CL – As próprias entidades responsáveis pela organização do Encontro das Comunidades Macaenses têm tido esta componente religiosa em atenção. Na terça-feira, o bispo D. Stephen Lee celebrou Missa na Sé Catedral e deu as boas-vindas aos macaenses na diáspora. É também um reafirmar dessa componente identitária?

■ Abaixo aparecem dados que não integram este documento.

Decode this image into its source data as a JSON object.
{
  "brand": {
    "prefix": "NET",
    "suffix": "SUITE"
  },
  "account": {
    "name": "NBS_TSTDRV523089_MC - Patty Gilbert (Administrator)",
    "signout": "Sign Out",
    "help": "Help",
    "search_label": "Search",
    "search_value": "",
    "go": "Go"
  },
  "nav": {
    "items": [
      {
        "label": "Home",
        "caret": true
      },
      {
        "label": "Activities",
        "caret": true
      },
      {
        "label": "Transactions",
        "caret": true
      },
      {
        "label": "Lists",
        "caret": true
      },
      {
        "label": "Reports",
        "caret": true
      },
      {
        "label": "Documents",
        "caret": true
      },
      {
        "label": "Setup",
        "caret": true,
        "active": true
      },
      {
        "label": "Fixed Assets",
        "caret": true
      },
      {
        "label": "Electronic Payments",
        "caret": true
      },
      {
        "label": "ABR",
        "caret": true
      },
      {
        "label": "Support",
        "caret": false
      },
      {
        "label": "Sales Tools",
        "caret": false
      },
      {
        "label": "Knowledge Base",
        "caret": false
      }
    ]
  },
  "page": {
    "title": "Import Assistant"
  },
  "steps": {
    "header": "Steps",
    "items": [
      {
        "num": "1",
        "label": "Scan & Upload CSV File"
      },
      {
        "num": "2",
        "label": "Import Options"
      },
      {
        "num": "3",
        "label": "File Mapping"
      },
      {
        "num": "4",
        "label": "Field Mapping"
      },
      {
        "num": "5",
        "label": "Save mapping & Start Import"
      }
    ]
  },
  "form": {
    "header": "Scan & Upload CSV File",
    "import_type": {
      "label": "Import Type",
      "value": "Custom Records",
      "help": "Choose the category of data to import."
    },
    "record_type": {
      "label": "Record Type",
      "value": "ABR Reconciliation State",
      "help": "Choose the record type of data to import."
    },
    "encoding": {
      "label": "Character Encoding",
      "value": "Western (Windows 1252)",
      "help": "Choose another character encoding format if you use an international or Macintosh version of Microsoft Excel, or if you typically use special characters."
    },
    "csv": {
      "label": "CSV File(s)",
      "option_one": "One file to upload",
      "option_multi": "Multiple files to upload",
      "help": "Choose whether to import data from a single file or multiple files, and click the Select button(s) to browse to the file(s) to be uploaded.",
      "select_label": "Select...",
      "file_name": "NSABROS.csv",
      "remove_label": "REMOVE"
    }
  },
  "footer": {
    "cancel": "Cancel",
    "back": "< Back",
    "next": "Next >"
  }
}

M.P.P. – Eu acho que é. Aliás, não é só um reafirmar. Os macaenses são livres de escolher o que querem em termos de religião, mas acho que é importante esta manifestação pública de fé. Geralmente, as famílias macaenses são muito abertas a vários tipos de vivência religiosa, tanto que comemoram várias festividades chinesas. Uma parte fundamental das famílias macaenses comemora o Ano Novo Lunar. Manter a parte da Missa não é necessariamente dizer que os macaenses são apenas católicos. A componente macaense inclui uma série de práticas e de crenças que são um reflexo do que foi a gesta dos Descobrimentos. Nesse sentido, a Missa representa muito mais do que apenas a afiliação religiosa. Representa muito mais do que isso.

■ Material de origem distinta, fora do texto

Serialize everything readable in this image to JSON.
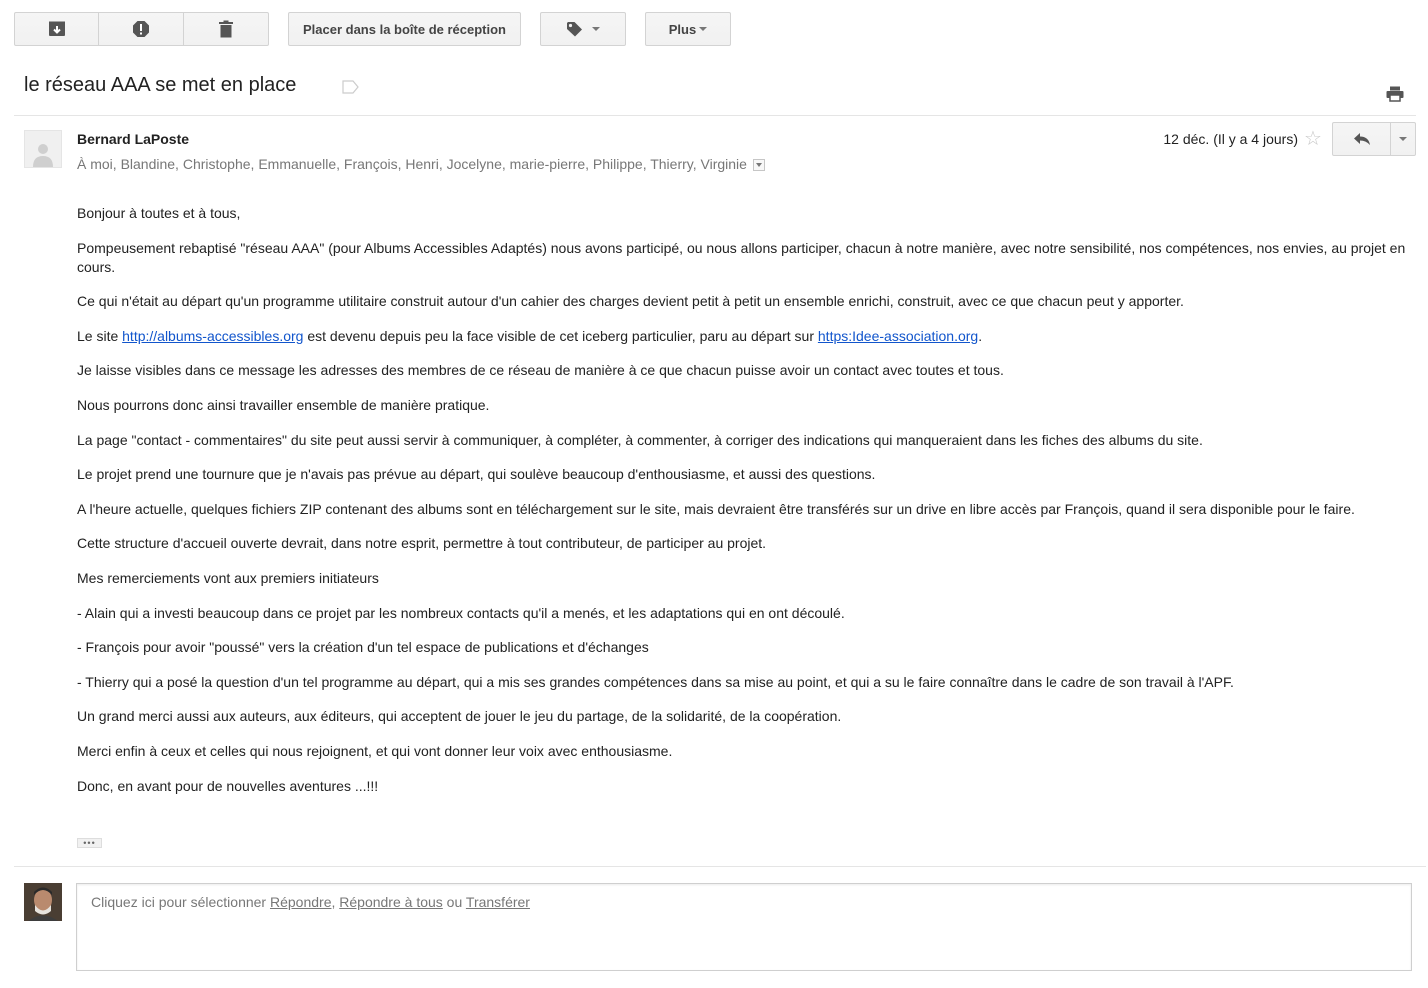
{
  "toolbar": {
    "archive_icon": "archive-icon",
    "spam_icon": "report-spam-icon",
    "delete_icon": "trash-icon",
    "move_to_inbox": "Placer dans la boîte de réception",
    "labels_icon": "label-icon",
    "more": "Plus"
  },
  "subject": "le réseau AAA se met en place",
  "message": {
    "sender": "Bernard LaPoste",
    "recipients": "À moi, Blandine, Christophe, Emmanuelle, François, Henri, Jocelyne, marie-pierre, Philippe, Thierry, Virginie",
    "date": "12 déc. (Il y a 4 jours)",
    "body": {
      "p1": "Bonjour à toutes et à tous,",
      "p2": "Pompeusement rebaptisé \"réseau AAA\" (pour Albums Accessibles Adaptés) nous avons participé, ou nous allons participer, chacun à notre manière, avec notre sensibilité, nos compétences, nos envies, au projet en cours.",
      "p3": "Ce qui n'était au départ qu'un programme utilitaire construit autour d'un cahier des charges devient petit à petit un ensemble enrichi, construit, avec ce que chacun peut y apporter.",
      "p4_a": "Le site ",
      "p4_link1": "http://albums-accessibles.org",
      "p4_b": " est devenu depuis peu la face visible de cet iceberg particulier, paru au départ sur ",
      "p4_link2": "https:Idee-association.org",
      "p4_c": ".",
      "p5": "Je laisse visibles dans ce message les adresses des membres de ce réseau de manière à ce que chacun puisse avoir un contact avec toutes et tous.",
      "p6": "Nous pourrons donc ainsi travailler ensemble de manière pratique.",
      "p7": "La page \"contact - commentaires\" du site peut aussi servir à communiquer, à compléter, à commenter, à corriger des indications qui manqueraient dans les fiches des albums du site.",
      "p8": "Le projet prend une tournure que je n'avais pas prévue au départ, qui soulève beaucoup d'enthousiasme, et aussi des questions.",
      "p9": "A l'heure actuelle, quelques fichiers ZIP contenant des albums sont en téléchargement sur le site, mais devraient être transférés sur un drive en libre accès par François, quand il sera disponible pour le faire.",
      "p10": "Cette structure d'accueil ouverte devrait, dans notre esprit, permettre à tout contributeur, de participer au projet.",
      "p11": "Mes remerciements vont aux premiers initiateurs",
      "p12": "- Alain qui a investi beaucoup dans ce projet par les nombreux contacts qu'il a menés, et les adaptations qui en ont découlé.",
      "p13": "- François pour avoir \"poussé\" vers la création d'un tel espace de publications et d'échanges",
      "p14": "- Thierry qui a posé la question d'un tel programme au départ, qui a mis ses grandes compétences dans sa mise au point, et qui a su le faire connaître dans le cadre de son travail à l'APF.",
      "p15": "Un grand merci aussi aux auteurs, aux éditeurs, qui acceptent de jouer le jeu du partage, de la solidarité, de la coopération.",
      "p16": "Merci enfin à ceux et celles qui nous rejoignent, et qui vont donner leur voix avec enthousiasme.",
      "p17": "Donc, en avant pour de nouvelles aventures ...!!!"
    },
    "ellipsis": "•••"
  },
  "reply": {
    "prefix": "Cliquez ici pour sélectionner ",
    "reply": "Répondre",
    "sep": ", ",
    "reply_all": "Répondre à tous",
    "or": " ou ",
    "forward": "Transférer"
  },
  "colors": {
    "link": "#1155cc",
    "muted": "#777777",
    "button_bg": "#f5f5f5"
  }
}
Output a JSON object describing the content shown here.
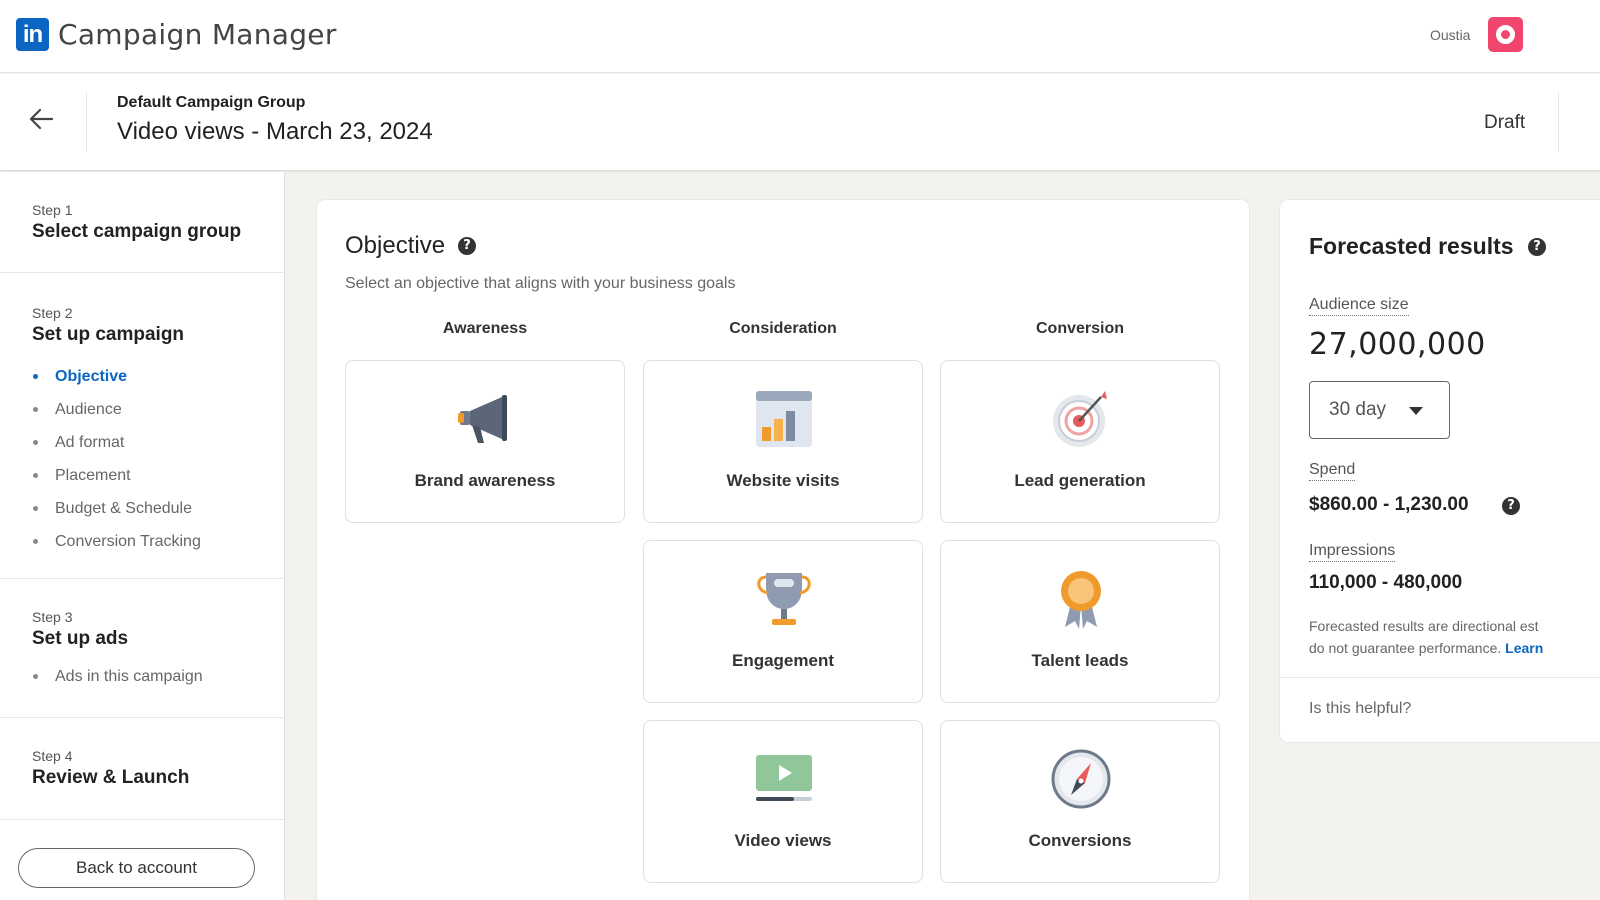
{
  "topbar": {
    "logo_text": "in",
    "app_title": "Campaign Manager",
    "account_name": "Oustia"
  },
  "header": {
    "group_name": "Default Campaign Group",
    "campaign_name": "Video views - March 23, 2024",
    "status": "Draft"
  },
  "sidebar": {
    "steps": [
      {
        "label": "Step 1",
        "title": "Select campaign group",
        "items": []
      },
      {
        "label": "Step 2",
        "title": "Set up campaign",
        "items": [
          "Objective",
          "Audience",
          "Ad format",
          "Placement",
          "Budget & Schedule",
          "Conversion Tracking"
        ]
      },
      {
        "label": "Step 3",
        "title": "Set up ads",
        "items": [
          "Ads in this campaign"
        ]
      },
      {
        "label": "Step 4",
        "title": "Review & Launch",
        "items": []
      }
    ],
    "active_item": "Objective",
    "back_button": "Back to account"
  },
  "objective": {
    "title": "Objective",
    "subtitle": "Select an objective that aligns with your business goals",
    "columns": [
      "Awareness",
      "Consideration",
      "Conversion"
    ],
    "tiles": {
      "brand_awareness": "Brand awareness",
      "website_visits": "Website visits",
      "lead_generation": "Lead generation",
      "engagement": "Engagement",
      "talent_leads": "Talent leads",
      "video_views": "Video views",
      "conversions": "Conversions"
    }
  },
  "forecast": {
    "title": "Forecasted results",
    "audience_label": "Audience size",
    "audience_value": "27,000,000",
    "period": "30 day",
    "spend_label": "Spend",
    "spend_value": "$860.00 - 1,230.00",
    "impressions_label": "Impressions",
    "impressions_value": "110,000 - 480,000",
    "note_line1": "Forecasted results are directional est",
    "note_line2": "do not guarantee performance.",
    "learn_link": "Learn",
    "helpful": "Is this helpful?"
  },
  "help_glyph": "?",
  "colors": {
    "linkedin_blue": "#0a66c2",
    "account_pink": "#f0466e"
  }
}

CL – Que desafios se colocam à comunidade macaense, de Macau e da diáspora, em termos de identidade? O esmorecimento progressivo da identidade macaense é um mal inevitável, ou a comunidade macaense está cá para durar?

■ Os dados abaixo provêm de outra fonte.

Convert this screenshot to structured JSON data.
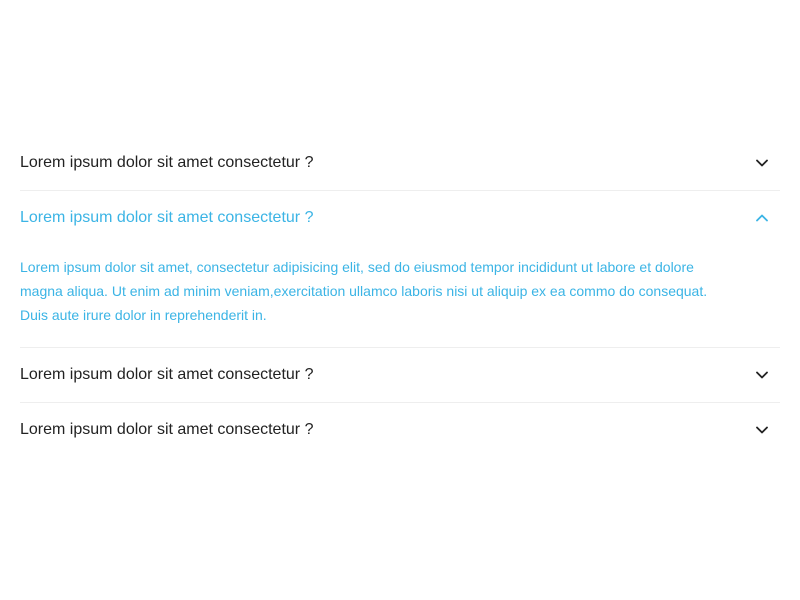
{
  "faq": {
    "items": [
      {
        "question": "Lorem ipsum dolor sit amet consectetur ?",
        "expanded": false,
        "icon": "chevron-down-icon"
      },
      {
        "question": "Lorem ipsum dolor sit amet consectetur ?",
        "expanded": true,
        "icon": "chevron-up-icon",
        "answer": "Lorem ipsum dolor sit amet, consectetur adipisicing elit, sed do eiusmod tempor incididunt ut labore et dolore magna aliqua. Ut enim ad minim veniam,exercitation ullamco laboris nisi ut aliquip ex ea commo do consequat. Duis aute irure dolor in reprehenderit in."
      },
      {
        "question": "Lorem ipsum dolor sit amet consectetur ?",
        "expanded": false,
        "icon": "chevron-down-icon"
      },
      {
        "question": "Lorem ipsum dolor sit amet consectetur ?",
        "expanded": false,
        "icon": "chevron-down-icon"
      }
    ]
  },
  "colors": {
    "accent": "#3bb4e5",
    "text": "#222222",
    "divider": "#eeeeee"
  }
}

M.P.P. – Eu acho que sim. Em 2001, dois anos depois da transferência de administração, os presidentes das Casas de Macau espalhadas pelo mundo juntaram-se, para redefinir, de forma não oficial, o que se entende por macaense. E chegou-se ao entendimento de que a palavra “macaense” deve abarcar os que nasceram fora de Macau e vêm Macau como o seu centro de referência. Foram dados passos há mais de vinte anos para que a comunidade se possa adaptar à realidade da sua Macau. Eu acho que os macaenses sempre se adaptaram. Essa questão da identidade ser fixa e ter parâmetros fixos nunca existiu. É flexível. Felizmente, hoje em dia há muito mais abertura no que toca à definição de quem é ou não é macaense. No passado, prestava-se muito mais atenção à parte portuguesa. Hoje em dia, e ainda bem, estamos a olhar também para as nossas raízes chinesas. Estou convicta que vamos conseguir transportar connosco as raízes portuguesas – e quem diz portuguesas, diz de Goa, de Malaca, do Japão – e, claro, chinesas, provenientes de várias zonas da China. Não me parece que a identidade macaense possa esmorecer. Aquilo que antevejo é que nós, como macaenses que somos, nos vamos continuar a adaptar. Vamos continuar a ter uma perspectiva local e, ao mesmo tempo, continuar a alterar as nossas fronteiras de identidade, dependendo do contexto onde estamos. Estamos com a flexibilidade que precisamos de ter. Como a Marisa Gaspar escreveu, “flexíveis como bambu”, mas acho que somos bem mais flexíveis do que isso. Os macaenses sempre foram bons a escolher, a posicionar-se e a mostrar a face que, se calhar, têm de mostrar. O que vimos neste encontro é que há muitos jovens macaenses interessados em manter essa flexibilidade, sem deixar nada para trás.